UC Irvine fires its ethicist, Aaron Kheriaty
Catholic psychiatrist sought vaccine exemption because of his immunity

2021-12-22T13:38:35-08:00December 23rd, 2021|

A Catholic psychiatrist and medical ethicist who is suing the University of California for denying him a natural immunity exemption from its Covid-19 vaccination mandate has been fired for refusing to be vaccinated.

Dr. Aaron Kheriaty, a psychiatry professor and director of the medical ethics program at the University of California, Irvine, School of Medicine, reported the news on his blog Dec. 17.

“Two years ago I never could have imagined that the University would dismiss me and other doctors, nurses, faculty, staff, and students for this arbitrary and capricious reason,” Kheriaty wrote.

“Everyone at the University seemed to be a fan of my work until suddenly they were not. Once I challenged one of their policies I immediately became a ‘threat to the health and safety of the community,’” he continued. “No amount of empirical evidence about natural immunity or vaccine safety and efficacy mattered at all. The University’s leadership was not interested in scientific debate or ethical deliberation.”

A university spokesman told CNA that the school does not comment on personnel matterrs.

The university’s Covid-19 vaccine mandate requires all students, faculty, and staff to be vaccinated.

Kheriaty sought a medical exemption, arguing that since he had a bout with Covid-19 over the summer he has natural immunity from the virus and poses no health threat to anyone on campus.

When the university refused to grant him an exemption, he filed a federal lawsuit Aug. 18 against the University of California regents and its president, seeking to have the mandate struck down as an equal protection violation of the U.S. Constitution’s Fourteenth Amendment.

The university initially placed Kheriaty on a paid leave in October and barred him from interacting with patients or students in person until he complied with the mandate. He said in his blog post that he received official notice of his firing on Dec. 16. He plans to go forward with his lawsuit.

“I think that the conviction that I need to follow my conscience, and not ignore it, that comes from my Catholic faith,” Kheriaty told CNA in October. “I have a responsibility as an ethicist to try to uphold the basic principles of medical ethics that I profess and that I teach.”

Kheriaty is a senior fellow at the Zephyr Institute, a fellow at the Ethics and Public Policy Center, chief of medical ethics at The Unity Project, and chief of psychiatry and ethics at Doc1 Health.

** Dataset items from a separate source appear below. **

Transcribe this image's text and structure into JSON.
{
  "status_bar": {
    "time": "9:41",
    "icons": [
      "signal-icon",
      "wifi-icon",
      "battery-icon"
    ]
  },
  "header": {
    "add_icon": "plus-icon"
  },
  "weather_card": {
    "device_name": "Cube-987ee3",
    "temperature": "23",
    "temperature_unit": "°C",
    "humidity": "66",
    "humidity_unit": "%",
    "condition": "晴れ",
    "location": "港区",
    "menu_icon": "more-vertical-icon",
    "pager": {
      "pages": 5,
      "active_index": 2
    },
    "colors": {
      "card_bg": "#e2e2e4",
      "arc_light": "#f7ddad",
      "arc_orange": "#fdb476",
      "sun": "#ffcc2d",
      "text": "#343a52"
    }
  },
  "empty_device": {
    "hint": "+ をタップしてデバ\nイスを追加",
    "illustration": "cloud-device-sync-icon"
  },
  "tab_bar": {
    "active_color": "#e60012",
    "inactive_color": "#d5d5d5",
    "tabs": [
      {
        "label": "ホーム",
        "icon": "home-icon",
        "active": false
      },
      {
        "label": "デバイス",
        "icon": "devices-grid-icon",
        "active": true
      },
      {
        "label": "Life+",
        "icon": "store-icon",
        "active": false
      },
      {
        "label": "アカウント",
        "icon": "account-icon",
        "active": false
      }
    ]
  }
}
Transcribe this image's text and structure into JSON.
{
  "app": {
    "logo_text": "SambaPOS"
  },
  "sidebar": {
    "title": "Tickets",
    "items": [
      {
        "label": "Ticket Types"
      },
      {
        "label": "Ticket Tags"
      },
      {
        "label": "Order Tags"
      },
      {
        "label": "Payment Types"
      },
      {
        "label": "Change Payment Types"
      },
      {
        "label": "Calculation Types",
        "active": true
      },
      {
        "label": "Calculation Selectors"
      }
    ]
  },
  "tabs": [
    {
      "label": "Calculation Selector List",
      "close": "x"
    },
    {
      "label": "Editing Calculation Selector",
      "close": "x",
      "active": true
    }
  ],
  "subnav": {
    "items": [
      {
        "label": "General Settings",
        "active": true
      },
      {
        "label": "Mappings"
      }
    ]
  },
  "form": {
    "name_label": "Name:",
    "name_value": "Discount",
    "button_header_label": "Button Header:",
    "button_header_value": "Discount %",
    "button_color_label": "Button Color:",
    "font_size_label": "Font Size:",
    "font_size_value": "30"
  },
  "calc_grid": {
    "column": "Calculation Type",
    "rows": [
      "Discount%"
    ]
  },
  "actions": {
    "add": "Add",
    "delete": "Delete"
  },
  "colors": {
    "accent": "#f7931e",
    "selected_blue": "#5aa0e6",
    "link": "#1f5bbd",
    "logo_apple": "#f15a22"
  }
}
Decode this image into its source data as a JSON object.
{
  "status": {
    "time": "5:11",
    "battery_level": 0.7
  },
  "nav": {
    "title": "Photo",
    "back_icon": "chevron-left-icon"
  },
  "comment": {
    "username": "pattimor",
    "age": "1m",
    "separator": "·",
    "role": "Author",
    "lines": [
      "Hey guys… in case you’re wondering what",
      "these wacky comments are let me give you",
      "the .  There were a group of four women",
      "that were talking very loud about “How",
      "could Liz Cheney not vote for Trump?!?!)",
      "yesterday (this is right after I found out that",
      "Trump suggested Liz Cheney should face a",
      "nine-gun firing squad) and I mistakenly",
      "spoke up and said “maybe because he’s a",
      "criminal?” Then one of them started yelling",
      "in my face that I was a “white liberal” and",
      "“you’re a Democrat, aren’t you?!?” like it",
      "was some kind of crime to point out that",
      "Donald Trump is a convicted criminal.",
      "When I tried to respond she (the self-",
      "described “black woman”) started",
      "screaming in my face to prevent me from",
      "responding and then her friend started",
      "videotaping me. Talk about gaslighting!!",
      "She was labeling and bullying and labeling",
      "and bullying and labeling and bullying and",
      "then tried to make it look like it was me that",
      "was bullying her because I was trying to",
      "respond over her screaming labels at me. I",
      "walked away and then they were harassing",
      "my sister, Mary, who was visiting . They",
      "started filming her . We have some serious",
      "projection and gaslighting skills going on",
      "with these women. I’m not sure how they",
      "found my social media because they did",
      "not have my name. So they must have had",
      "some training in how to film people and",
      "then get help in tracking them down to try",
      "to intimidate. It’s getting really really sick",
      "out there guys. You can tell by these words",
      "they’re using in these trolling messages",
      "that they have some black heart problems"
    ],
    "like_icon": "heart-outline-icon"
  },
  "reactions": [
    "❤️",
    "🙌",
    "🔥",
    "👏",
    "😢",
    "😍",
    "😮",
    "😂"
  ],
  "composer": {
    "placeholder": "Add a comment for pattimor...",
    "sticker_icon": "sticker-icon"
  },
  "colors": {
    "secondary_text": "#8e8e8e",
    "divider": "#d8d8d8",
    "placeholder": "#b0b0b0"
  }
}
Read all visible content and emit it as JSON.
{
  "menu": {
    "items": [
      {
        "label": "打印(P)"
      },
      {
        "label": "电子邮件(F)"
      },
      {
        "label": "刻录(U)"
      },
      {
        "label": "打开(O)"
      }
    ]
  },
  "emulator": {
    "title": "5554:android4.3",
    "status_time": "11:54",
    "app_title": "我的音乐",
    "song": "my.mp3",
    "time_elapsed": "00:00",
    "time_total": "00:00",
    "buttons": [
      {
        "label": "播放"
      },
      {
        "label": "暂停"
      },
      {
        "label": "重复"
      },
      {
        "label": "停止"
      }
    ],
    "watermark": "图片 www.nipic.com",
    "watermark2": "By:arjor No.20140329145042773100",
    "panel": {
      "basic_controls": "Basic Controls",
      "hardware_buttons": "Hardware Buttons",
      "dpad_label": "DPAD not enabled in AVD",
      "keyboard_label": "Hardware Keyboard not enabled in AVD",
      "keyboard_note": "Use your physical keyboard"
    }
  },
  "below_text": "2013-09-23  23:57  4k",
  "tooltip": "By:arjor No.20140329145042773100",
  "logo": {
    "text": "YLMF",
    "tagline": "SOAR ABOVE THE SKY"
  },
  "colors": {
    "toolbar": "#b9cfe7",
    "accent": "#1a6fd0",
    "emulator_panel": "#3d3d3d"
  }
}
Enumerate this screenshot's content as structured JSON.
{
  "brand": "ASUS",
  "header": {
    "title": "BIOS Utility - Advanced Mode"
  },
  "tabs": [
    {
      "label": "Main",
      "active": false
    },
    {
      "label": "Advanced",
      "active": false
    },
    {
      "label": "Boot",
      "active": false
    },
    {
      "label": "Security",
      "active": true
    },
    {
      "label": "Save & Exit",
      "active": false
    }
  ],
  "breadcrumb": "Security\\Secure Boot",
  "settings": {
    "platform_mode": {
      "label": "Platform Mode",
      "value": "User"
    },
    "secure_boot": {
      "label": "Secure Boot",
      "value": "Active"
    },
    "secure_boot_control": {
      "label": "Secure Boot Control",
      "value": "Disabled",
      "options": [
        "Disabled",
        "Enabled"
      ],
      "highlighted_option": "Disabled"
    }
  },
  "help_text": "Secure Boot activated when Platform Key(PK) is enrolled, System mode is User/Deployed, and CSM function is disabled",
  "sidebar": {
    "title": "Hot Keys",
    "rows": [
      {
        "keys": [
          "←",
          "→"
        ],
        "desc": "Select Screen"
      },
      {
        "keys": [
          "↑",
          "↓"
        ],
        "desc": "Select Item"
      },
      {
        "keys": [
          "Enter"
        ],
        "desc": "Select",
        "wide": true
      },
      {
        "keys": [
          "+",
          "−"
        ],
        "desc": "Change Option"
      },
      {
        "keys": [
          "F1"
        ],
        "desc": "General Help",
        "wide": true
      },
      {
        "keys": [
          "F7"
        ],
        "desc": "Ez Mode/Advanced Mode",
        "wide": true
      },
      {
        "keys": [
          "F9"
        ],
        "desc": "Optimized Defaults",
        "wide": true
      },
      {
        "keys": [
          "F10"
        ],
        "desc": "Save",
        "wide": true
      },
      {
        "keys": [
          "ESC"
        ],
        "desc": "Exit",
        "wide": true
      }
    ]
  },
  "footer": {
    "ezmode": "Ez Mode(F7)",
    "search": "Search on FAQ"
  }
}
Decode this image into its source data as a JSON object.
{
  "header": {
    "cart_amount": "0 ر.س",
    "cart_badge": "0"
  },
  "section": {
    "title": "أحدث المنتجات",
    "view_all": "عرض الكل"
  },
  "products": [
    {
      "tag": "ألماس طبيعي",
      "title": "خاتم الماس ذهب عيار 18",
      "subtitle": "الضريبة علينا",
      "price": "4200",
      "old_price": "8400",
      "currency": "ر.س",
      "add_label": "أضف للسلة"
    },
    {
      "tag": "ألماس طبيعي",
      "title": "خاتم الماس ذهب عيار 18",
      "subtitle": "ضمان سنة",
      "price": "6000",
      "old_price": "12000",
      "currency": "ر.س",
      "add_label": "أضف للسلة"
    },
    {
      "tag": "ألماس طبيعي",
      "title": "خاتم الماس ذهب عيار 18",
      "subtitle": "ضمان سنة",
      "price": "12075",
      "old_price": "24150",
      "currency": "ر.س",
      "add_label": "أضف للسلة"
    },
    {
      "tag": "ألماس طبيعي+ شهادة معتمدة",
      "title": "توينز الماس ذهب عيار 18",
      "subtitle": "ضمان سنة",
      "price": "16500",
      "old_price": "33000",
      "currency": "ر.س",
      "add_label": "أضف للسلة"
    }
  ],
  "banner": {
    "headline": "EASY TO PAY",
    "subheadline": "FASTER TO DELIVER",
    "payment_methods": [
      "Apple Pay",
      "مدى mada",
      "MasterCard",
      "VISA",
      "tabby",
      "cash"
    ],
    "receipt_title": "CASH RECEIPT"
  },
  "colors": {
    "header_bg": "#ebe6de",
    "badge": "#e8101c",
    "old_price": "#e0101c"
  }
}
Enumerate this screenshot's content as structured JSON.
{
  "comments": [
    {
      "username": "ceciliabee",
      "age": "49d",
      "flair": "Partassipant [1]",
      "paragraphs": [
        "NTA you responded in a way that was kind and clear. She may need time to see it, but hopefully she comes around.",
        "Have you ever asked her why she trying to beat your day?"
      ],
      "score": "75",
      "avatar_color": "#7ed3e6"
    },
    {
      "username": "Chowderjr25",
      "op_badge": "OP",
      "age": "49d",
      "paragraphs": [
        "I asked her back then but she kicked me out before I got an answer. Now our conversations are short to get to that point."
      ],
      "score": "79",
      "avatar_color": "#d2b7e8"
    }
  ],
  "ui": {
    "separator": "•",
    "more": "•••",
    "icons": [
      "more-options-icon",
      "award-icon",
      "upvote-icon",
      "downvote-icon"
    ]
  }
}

Although he professes deep religious convictions, Kheriaty told CNA he didn’t apply for a religious exemption because he said he has a “perfectly legitimate medical reason for declining the vaccine,” namely, “natural immunity.”

According to the U.S. Centers for Disease Control and Prevention (CDC), natural immunity refers to the body’s ability to neutralize or destroy disease-carrying organisms that is “acquired from exposure to the disease organism through infection with the actual disease….”

“Natural immunity is durable,” Marty Makary, a professor at the Johns Hopkins School of Medicine, Bloomberg School of Public Health, and Carey Business School, wrote in an op-ed in the Wall Street Journal earlier this year. “It’s time to stop the fear mongering and level with the public about the incredible capabilities of both modern medical research and the human body’s immune system.”

But other public health authorities, including the CDC, have pushed back on the claim that natural immunity is at least as good as, if not superior to, vaccination.

“You should get a Covid-19 vaccine even if you already had COVID-19,” the CDC states on its website….

Kheriaty came down with Covid in July and experienced many of the common symptoms associated with the disease, including a cough and a loss of taste and smell, according to his complaint. As a result, he considers himself to be immune from contracting or spreading the virus.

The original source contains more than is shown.